Por primera vez los europeos comienzan a mirar más allá de sus fronteras. La literatura de viajes experimenta un auge sin precedentes. Coincidiendo con la irrupción del espíritu del Romanticismo, muchos escritores recrean la Edad Media, la Roma Imperial o el Egipto de los faraones y, en el caso que nos atañe, comienzan a descubrir otros continentes y otros pueblos, sus mitos, sus leyendas y, sobre todo, el lugar que el hombre europeo ocupa, después de varios siglos de colonización, en esos territorios ya no tan extrañas. Uno de estos aventureros románticos es Stevenson. Su más genial novela recupera el tiempo de los bucaneros y sus Cuentos de los mares del Sur significan, en el fondo, una huida hacia delante desde occidente hacia otra realidad incontaminada.

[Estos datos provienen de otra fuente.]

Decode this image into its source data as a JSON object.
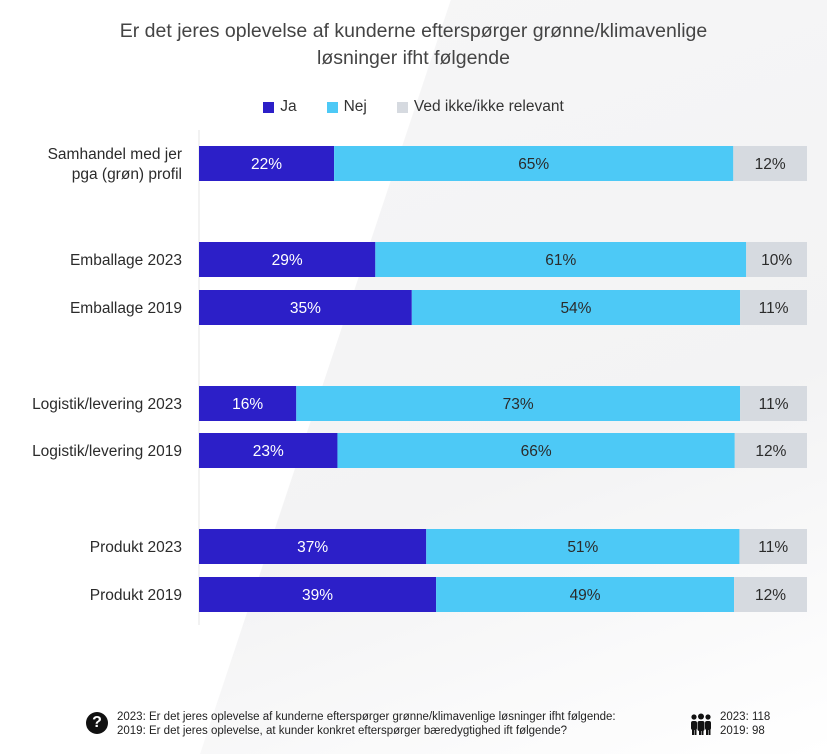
{
  "chart_data": {
    "type": "bar",
    "orientation": "horizontal",
    "stacked": true,
    "title": "Er det jeres oplevelse af kunderne efterspørger grønne/klimavenlige løsninger ifht følgende",
    "title_lines": [
      "Er det jeres oplevelse af kunderne efterspørger grønne/klimavenlige",
      "løsninger ifht følgende"
    ],
    "xlim": [
      0,
      100
    ],
    "legend_position": "top",
    "categories": [
      {
        "label_lines": [
          "Samhandel med jer",
          "pga (grøn) profil"
        ],
        "values": [
          22,
          65,
          12
        ]
      },
      {
        "label_lines": [
          "Emballage 2023"
        ],
        "values": [
          29,
          61,
          10
        ]
      },
      {
        "label_lines": [
          "Emballage 2019"
        ],
        "values": [
          35,
          54,
          11
        ]
      },
      {
        "label_lines": [
          "Logistik/levering 2023"
        ],
        "values": [
          16,
          73,
          11
        ]
      },
      {
        "label_lines": [
          "Logistik/levering 2019"
        ],
        "values": [
          23,
          66,
          12
        ]
      },
      {
        "label_lines": [
          "Produkt 2023"
        ],
        "values": [
          37,
          51,
          11
        ]
      },
      {
        "label_lines": [
          "Produkt 2019"
        ],
        "values": [
          39,
          49,
          12
        ]
      }
    ],
    "series": [
      {
        "name": "Ja",
        "color": "#2c1fc8",
        "label_color": "#ffffff"
      },
      {
        "name": "Nej",
        "color": "#4dc9f6",
        "label_color": "#2b2b2b"
      },
      {
        "name": "Ved ikke/ikke relevant",
        "color": "#d6dae0",
        "label_color": "#2b2b2b"
      }
    ]
  },
  "footer": {
    "question_icon": "question-circle-icon",
    "question_line1": "2023: Er det jeres oplevelse af kunderne efterspørger grønne/klimavenlige løsninger ifht følgende:",
    "question_line2": "2019: Er det jeres oplevelse, at kunder konkret efterspørger bæredygtighed ift følgende?",
    "respondents_icon": "people-icon",
    "n_2023": "2023: 118",
    "n_2019": "2019: 98"
  }
}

Pero la auténtica erupción de las novelas de aventuras llegó después, en la segunda mitad del XIX, con un recrudecimiento del
colonialismo y en consonancia con una nueva mentalidad positivista, mucho más prosaica que la romántica. Coincide esta edad de oro de la literatura de aventuras con nuevas exploraciones por el Pacífico y los Polos, con mejoras en la navegación y, sobre todo, con la sistematización científica de los descubrimientos. A esa segunda oleada de descubrimientos se unen los escritores: en unos casos desde su gabinete, caso de Emilio Salgari o Julio Verne, en otros, viviendo en sus propias carnes la aventura, con autores como Herman Melville, Joseph Conrad o Jack London.

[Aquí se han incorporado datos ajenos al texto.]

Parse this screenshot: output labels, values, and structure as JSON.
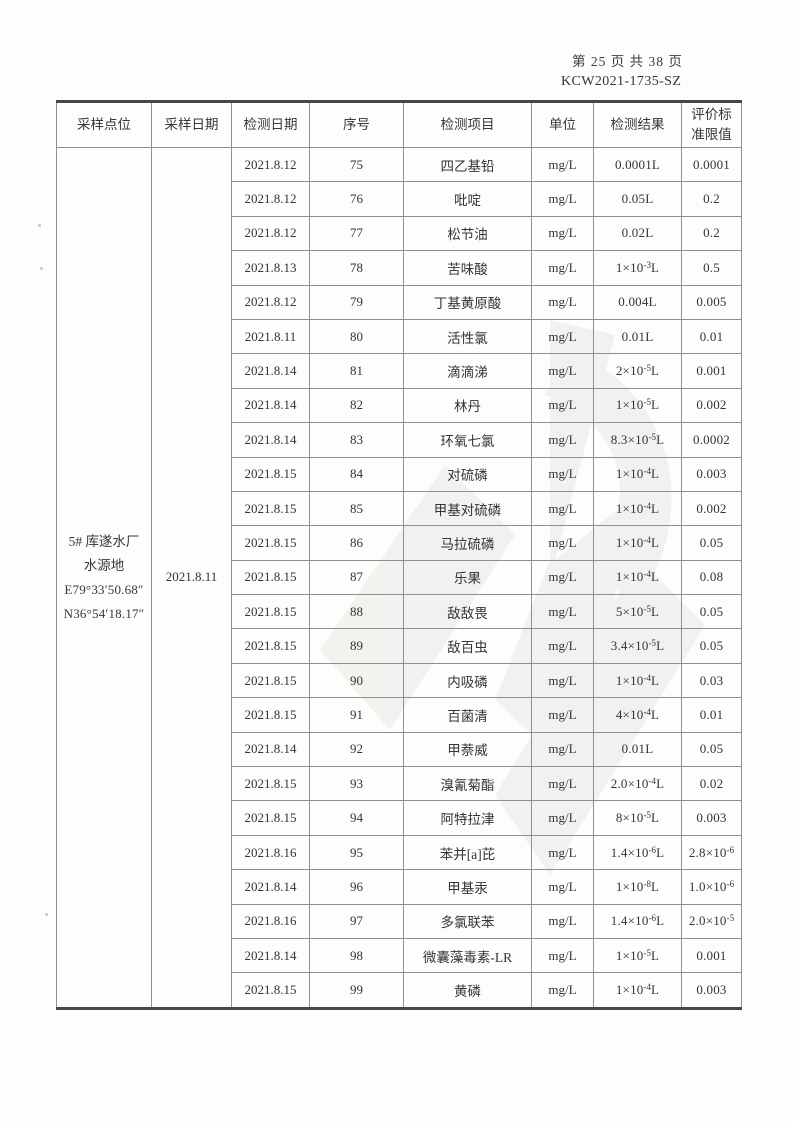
{
  "page": {
    "page_indicator": "第 25 页 共 38 页",
    "report_no": "KCW2021-1735-SZ"
  },
  "table": {
    "headers": [
      "采样点位",
      "采样日期",
      "检测日期",
      "序号",
      "检测项目",
      "单位",
      "检测结果",
      "评价标准限值"
    ],
    "merged": {
      "sampling_point_lines": [
        "5#  库遂水厂",
        "水源地",
        "E79°33′50.68″",
        "N36°54′18.17″"
      ],
      "sampling_date": "2021.8.11"
    },
    "rows": [
      {
        "date": "2021.8.12",
        "no": "75",
        "item": "四乙基铅",
        "unit": "mg/L",
        "result": "0.0001L",
        "limit": "0.0001"
      },
      {
        "date": "2021.8.12",
        "no": "76",
        "item": "吡啶",
        "unit": "mg/L",
        "result": "0.05L",
        "limit": "0.2"
      },
      {
        "date": "2021.8.12",
        "no": "77",
        "item": "松节油",
        "unit": "mg/L",
        "result": "0.02L",
        "limit": "0.2"
      },
      {
        "date": "2021.8.13",
        "no": "78",
        "item": "苦味酸",
        "unit": "mg/L",
        "result": "1×10^-3L",
        "limit": "0.5"
      },
      {
        "date": "2021.8.12",
        "no": "79",
        "item": "丁基黄原酸",
        "unit": "mg/L",
        "result": "0.004L",
        "limit": "0.005"
      },
      {
        "date": "2021.8.11",
        "no": "80",
        "item": "活性氯",
        "unit": "mg/L",
        "result": "0.01L",
        "limit": "0.01"
      },
      {
        "date": "2021.8.14",
        "no": "81",
        "item": "滴滴涕",
        "unit": "mg/L",
        "result": "2×10^-5L",
        "limit": "0.001"
      },
      {
        "date": "2021.8.14",
        "no": "82",
        "item": "林丹",
        "unit": "mg/L",
        "result": "1×10^-5L",
        "limit": "0.002"
      },
      {
        "date": "2021.8.14",
        "no": "83",
        "item": "环氧七氯",
        "unit": "mg/L",
        "result": "8.3×10^-5L",
        "limit": "0.0002"
      },
      {
        "date": "2021.8.15",
        "no": "84",
        "item": "对硫磷",
        "unit": "mg/L",
        "result": "1×10^-4L",
        "limit": "0.003"
      },
      {
        "date": "2021.8.15",
        "no": "85",
        "item": "甲基对硫磷",
        "unit": "mg/L",
        "result": "1×10^-4L",
        "limit": "0.002"
      },
      {
        "date": "2021.8.15",
        "no": "86",
        "item": "马拉硫磷",
        "unit": "mg/L",
        "result": "1×10^-4L",
        "limit": "0.05"
      },
      {
        "date": "2021.8.15",
        "no": "87",
        "item": "乐果",
        "unit": "mg/L",
        "result": "1×10^-4L",
        "limit": "0.08"
      },
      {
        "date": "2021.8.15",
        "no": "88",
        "item": "敌敌畏",
        "unit": "mg/L",
        "result": "5×10^-5L",
        "limit": "0.05"
      },
      {
        "date": "2021.8.15",
        "no": "89",
        "item": "敌百虫",
        "unit": "mg/L",
        "result": "3.4×10^-5L",
        "limit": "0.05"
      },
      {
        "date": "2021.8.15",
        "no": "90",
        "item": "内吸磷",
        "unit": "mg/L",
        "result": "1×10^-4L",
        "limit": "0.03"
      },
      {
        "date": "2021.8.15",
        "no": "91",
        "item": "百菌清",
        "unit": "mg/L",
        "result": "4×10^-4L",
        "limit": "0.01"
      },
      {
        "date": "2021.8.14",
        "no": "92",
        "item": "甲萘威",
        "unit": "mg/L",
        "result": "0.01L",
        "limit": "0.05"
      },
      {
        "date": "2021.8.15",
        "no": "93",
        "item": "溴氰菊酯",
        "unit": "mg/L",
        "result": "2.0×10^-4L",
        "limit": "0.02"
      },
      {
        "date": "2021.8.15",
        "no": "94",
        "item": "阿特拉津",
        "unit": "mg/L",
        "result": "8×10^-5L",
        "limit": "0.003"
      },
      {
        "date": "2021.8.16",
        "no": "95",
        "item": "苯并[a]芘",
        "unit": "mg/L",
        "result": "1.4×10^-6L",
        "limit": "2.8×10^-6"
      },
      {
        "date": "2021.8.14",
        "no": "96",
        "item": "甲基汞",
        "unit": "mg/L",
        "result": "1×10^-8L",
        "limit": "1.0×10^-6"
      },
      {
        "date": "2021.8.16",
        "no": "97",
        "item": "多氯联苯",
        "unit": "mg/L",
        "result": "1.4×10^-6L",
        "limit": "2.0×10^-5"
      },
      {
        "date": "2021.8.14",
        "no": "98",
        "item": "微囊藻毒素-LR",
        "unit": "mg/L",
        "result": "1×10^-5L",
        "limit": "0.001"
      },
      {
        "date": "2021.8.15",
        "no": "99",
        "item": "黄磷",
        "unit": "mg/L",
        "result": "1×10^-4L",
        "limit": "0.003"
      }
    ]
  }
}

El auge de la prensa y las expediciones naturalistas sufragadas por las numerosas sociedades científicas que florecen entre los siglos XIX y XX disparó la demanda de aventuras literarias, argumentos que hicieron suyos bien pronto las nuevas artes y medios de comunicación de masas: La fotografía, el cine, el cómic y, por fin, la televisión. Nació así una variante de la aventura, la ciencia ficción, que hoy parece cada vez menos ficción, cuando vemos las imágenes llegadas de Marte o conocemos cada día nuevas noticias sobre la clonación de células humanas. ¿Hay tanta diferencia entre el replicante de Blade Runner y Gilgamesh?

 

* Publicado originalmente en el Nº 21 (enero-abril de 2004) de la Revista El fingidor de la Universidad de Granada.